WARTABANJAR.COM, BANJARMASIN- Kebutuhan bahan bakar pesawat terbang atau avtur untuk pemberangkatan jemaah haji Indonesia tahun 2024 ini diproyeksi bakal naik sekitar 26 persen jika dibandingkan dengan 2023 lalu.
Area Manager Communication, Relations & CSR Patra Niaga Regional Kalimantan, Arya Yusa Dwicandra, dalam keterangan persnya, Kamis (16/5/2024) mengatakan hal itu.

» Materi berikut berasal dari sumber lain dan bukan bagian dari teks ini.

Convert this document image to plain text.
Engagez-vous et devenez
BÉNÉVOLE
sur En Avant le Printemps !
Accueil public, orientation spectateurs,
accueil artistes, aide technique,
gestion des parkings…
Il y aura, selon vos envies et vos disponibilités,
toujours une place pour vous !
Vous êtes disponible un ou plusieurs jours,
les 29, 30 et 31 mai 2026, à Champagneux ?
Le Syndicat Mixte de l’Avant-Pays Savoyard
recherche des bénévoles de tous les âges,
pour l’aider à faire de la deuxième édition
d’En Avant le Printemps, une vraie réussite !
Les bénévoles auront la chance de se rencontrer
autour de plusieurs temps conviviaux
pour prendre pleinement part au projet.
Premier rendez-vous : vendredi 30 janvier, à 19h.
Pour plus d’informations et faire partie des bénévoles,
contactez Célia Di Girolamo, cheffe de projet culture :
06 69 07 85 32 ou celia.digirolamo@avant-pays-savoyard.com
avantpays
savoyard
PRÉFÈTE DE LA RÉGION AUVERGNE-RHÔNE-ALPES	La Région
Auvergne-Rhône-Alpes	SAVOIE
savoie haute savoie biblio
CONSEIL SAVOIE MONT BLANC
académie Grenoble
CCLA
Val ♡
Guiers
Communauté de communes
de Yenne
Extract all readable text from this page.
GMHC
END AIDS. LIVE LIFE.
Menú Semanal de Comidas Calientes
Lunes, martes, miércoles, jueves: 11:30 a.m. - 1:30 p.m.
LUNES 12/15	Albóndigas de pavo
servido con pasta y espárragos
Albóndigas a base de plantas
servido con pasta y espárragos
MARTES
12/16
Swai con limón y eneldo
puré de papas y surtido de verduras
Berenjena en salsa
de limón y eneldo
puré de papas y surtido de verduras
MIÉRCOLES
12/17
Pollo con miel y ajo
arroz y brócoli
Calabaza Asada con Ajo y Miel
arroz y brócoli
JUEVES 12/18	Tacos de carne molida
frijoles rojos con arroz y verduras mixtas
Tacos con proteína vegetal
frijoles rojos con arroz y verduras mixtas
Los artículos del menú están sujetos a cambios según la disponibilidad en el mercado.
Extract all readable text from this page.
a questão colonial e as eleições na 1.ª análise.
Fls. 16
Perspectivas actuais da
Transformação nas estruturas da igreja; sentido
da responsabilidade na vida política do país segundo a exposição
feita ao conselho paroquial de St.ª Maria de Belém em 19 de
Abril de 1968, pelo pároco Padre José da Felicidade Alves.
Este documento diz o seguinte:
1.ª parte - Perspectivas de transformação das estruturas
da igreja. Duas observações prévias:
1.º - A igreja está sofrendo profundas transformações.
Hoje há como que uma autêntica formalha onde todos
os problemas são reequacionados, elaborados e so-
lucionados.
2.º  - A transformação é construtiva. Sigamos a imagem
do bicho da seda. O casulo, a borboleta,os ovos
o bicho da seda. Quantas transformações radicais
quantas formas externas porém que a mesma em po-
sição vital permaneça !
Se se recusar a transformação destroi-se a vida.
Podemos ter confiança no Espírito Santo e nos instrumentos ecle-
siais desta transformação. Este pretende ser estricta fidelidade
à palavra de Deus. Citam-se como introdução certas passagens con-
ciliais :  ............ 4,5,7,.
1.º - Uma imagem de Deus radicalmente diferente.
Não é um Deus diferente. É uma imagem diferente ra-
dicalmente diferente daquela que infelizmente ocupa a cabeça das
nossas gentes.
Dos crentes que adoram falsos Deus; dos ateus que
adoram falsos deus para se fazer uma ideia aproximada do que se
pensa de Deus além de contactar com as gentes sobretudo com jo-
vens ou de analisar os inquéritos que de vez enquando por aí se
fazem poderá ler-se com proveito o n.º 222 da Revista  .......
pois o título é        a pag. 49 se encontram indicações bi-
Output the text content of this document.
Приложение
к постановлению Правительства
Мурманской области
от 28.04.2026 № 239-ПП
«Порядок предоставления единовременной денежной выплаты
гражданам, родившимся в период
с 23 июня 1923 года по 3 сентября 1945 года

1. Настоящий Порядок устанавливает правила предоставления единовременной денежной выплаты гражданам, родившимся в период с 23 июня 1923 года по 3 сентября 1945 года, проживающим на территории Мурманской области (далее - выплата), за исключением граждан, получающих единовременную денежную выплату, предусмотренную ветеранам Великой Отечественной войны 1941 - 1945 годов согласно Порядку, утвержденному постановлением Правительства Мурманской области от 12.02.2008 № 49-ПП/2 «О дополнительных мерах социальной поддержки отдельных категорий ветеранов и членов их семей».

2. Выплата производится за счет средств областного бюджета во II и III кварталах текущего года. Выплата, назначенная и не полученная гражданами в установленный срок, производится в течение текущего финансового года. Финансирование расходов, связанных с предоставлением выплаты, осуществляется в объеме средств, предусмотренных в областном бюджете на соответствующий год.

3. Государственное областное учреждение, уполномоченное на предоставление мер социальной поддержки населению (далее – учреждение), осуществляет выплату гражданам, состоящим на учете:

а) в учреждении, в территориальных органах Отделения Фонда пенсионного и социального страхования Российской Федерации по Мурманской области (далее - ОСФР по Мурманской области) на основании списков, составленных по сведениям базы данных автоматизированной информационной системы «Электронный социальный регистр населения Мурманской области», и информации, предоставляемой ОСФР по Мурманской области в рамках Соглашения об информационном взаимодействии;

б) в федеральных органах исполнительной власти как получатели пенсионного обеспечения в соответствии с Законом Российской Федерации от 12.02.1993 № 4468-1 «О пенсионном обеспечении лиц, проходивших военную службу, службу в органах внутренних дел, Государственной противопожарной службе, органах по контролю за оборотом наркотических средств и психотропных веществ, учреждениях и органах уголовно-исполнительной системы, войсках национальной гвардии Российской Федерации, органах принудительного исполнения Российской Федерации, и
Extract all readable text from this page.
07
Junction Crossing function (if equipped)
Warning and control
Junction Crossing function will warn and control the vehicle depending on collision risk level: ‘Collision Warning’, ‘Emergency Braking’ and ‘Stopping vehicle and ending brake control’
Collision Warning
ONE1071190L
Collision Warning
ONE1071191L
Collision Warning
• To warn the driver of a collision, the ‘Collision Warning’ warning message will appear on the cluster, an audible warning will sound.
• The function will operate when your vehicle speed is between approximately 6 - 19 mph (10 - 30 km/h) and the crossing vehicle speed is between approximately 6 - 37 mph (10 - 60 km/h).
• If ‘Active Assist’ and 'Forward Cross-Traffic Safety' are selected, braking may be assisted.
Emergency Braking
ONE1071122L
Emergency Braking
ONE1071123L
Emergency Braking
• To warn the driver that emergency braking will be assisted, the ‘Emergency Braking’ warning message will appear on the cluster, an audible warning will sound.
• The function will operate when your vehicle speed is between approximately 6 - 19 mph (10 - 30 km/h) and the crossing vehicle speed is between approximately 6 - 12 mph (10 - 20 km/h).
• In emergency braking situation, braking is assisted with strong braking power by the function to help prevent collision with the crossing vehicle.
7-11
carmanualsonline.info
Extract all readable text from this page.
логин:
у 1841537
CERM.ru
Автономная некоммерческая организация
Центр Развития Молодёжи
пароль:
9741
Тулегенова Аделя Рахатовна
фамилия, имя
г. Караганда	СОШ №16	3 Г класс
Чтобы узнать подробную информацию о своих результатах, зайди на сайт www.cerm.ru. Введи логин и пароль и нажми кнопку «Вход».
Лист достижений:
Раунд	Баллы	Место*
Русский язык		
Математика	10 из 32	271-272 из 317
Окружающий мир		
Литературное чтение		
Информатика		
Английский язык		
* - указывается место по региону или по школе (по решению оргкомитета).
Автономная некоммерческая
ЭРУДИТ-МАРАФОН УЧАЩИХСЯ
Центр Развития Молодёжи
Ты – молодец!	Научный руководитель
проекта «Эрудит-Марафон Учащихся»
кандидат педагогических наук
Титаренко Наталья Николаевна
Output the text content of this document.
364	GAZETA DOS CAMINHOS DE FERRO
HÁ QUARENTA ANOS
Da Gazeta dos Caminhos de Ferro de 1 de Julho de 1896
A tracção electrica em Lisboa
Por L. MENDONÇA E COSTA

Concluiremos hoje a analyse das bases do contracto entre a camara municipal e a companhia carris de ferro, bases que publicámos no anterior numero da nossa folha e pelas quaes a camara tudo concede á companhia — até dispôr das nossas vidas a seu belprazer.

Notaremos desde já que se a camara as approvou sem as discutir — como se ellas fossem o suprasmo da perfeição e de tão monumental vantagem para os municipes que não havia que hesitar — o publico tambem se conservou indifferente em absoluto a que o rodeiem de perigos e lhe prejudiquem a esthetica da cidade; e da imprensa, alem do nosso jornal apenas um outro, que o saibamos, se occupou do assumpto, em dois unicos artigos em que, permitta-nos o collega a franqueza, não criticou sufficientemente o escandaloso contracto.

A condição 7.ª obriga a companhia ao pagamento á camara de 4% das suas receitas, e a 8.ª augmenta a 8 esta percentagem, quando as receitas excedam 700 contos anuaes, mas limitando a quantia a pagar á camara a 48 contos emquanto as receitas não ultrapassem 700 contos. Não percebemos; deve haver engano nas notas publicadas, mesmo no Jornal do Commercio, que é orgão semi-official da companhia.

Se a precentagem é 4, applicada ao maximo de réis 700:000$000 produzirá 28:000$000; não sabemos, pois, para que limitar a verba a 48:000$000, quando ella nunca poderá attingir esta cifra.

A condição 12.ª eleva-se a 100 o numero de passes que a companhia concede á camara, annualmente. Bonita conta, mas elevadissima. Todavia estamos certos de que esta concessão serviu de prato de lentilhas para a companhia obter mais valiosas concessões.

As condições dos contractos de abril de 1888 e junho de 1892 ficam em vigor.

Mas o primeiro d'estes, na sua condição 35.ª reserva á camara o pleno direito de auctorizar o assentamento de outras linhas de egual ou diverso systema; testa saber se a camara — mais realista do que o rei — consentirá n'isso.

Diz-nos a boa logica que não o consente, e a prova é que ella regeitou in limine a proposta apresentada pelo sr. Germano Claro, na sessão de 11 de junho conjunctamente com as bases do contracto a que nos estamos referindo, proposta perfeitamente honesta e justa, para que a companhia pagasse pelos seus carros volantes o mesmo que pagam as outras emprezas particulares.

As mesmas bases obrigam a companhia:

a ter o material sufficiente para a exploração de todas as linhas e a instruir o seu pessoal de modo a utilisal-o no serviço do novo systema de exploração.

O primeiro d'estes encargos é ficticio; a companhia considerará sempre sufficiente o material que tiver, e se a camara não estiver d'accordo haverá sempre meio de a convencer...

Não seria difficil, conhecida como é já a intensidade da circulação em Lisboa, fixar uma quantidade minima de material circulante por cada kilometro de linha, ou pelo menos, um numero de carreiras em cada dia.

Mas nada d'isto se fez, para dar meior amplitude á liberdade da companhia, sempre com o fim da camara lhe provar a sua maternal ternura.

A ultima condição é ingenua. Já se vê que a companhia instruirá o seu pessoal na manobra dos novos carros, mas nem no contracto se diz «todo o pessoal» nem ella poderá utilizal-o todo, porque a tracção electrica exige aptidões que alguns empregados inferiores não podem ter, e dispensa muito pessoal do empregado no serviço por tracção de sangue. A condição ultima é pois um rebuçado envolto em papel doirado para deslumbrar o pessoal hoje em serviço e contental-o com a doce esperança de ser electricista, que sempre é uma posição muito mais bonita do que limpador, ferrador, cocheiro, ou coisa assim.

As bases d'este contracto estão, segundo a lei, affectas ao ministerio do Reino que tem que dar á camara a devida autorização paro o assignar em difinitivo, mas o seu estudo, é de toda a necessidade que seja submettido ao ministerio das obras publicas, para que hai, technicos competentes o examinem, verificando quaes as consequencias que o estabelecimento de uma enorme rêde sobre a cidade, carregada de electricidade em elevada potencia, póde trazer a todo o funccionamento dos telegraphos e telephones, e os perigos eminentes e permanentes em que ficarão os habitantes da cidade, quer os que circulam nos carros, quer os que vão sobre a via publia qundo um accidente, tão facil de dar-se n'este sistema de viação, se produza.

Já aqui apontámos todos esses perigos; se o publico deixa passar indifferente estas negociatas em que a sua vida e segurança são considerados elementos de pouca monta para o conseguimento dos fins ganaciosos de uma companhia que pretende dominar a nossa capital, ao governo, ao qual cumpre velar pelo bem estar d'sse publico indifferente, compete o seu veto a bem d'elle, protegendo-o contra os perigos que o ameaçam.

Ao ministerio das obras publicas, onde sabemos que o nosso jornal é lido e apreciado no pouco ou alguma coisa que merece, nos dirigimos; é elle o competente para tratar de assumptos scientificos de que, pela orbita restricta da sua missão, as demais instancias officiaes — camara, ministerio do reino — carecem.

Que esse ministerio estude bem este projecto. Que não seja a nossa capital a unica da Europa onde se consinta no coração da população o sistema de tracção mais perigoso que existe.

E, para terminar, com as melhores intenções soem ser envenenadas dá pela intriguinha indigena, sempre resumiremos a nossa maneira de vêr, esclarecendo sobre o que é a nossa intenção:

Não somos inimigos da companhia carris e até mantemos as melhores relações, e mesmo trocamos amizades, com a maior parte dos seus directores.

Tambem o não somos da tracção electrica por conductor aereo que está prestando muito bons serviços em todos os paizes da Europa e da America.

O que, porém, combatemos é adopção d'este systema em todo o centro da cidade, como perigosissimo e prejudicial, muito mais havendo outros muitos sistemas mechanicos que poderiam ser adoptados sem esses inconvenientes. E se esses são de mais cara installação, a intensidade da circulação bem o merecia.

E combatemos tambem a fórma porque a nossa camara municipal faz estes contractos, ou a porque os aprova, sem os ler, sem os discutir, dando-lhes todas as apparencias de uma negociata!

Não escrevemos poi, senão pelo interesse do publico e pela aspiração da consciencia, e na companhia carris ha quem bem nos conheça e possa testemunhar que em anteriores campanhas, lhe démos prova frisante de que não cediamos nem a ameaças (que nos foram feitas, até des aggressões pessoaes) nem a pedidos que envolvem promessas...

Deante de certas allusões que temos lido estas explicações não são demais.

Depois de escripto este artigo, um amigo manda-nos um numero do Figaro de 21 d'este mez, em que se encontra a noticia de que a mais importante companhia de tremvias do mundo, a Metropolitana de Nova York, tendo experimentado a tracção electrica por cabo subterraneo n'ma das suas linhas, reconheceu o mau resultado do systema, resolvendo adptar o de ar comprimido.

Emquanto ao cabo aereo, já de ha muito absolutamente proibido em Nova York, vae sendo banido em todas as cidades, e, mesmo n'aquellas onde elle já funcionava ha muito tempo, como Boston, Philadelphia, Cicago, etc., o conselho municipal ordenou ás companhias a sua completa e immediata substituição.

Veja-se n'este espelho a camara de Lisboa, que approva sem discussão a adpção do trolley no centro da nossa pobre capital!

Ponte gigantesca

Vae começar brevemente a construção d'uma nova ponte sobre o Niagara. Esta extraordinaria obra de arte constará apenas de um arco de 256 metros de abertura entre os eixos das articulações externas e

Pihak memperkirakan akan ada kebutuhan avtur sebesar 1.679 Kiloliter (KL) selama masa penerbangan haji 2024 ini yang dibagi dalam dua fase yaitu keberangkatan mulai 12 Mei 2024 dan kepulangan yang diperkirakan hingga tanggal 19 Juli nanti di Kalimantan Selatan.
Angka kebutuhan itu naik 26 persen jika dibandingkan tahun lalu, yaitu di 2024 ini diperlukan 1.679 KL avtur, sementara tahun 2023 lalu hanya 1.337 KL.
Ia menambahkan, penyaluran Avtur tersebut ditujukan ke maskapai Garuda Indonesia yang akan menerbangkan sebanyak 5.759 jamaah haji dalam 19 kloter dari Bandara Syamsudin Noor di Banjarmasin, Kalimantan Selatan.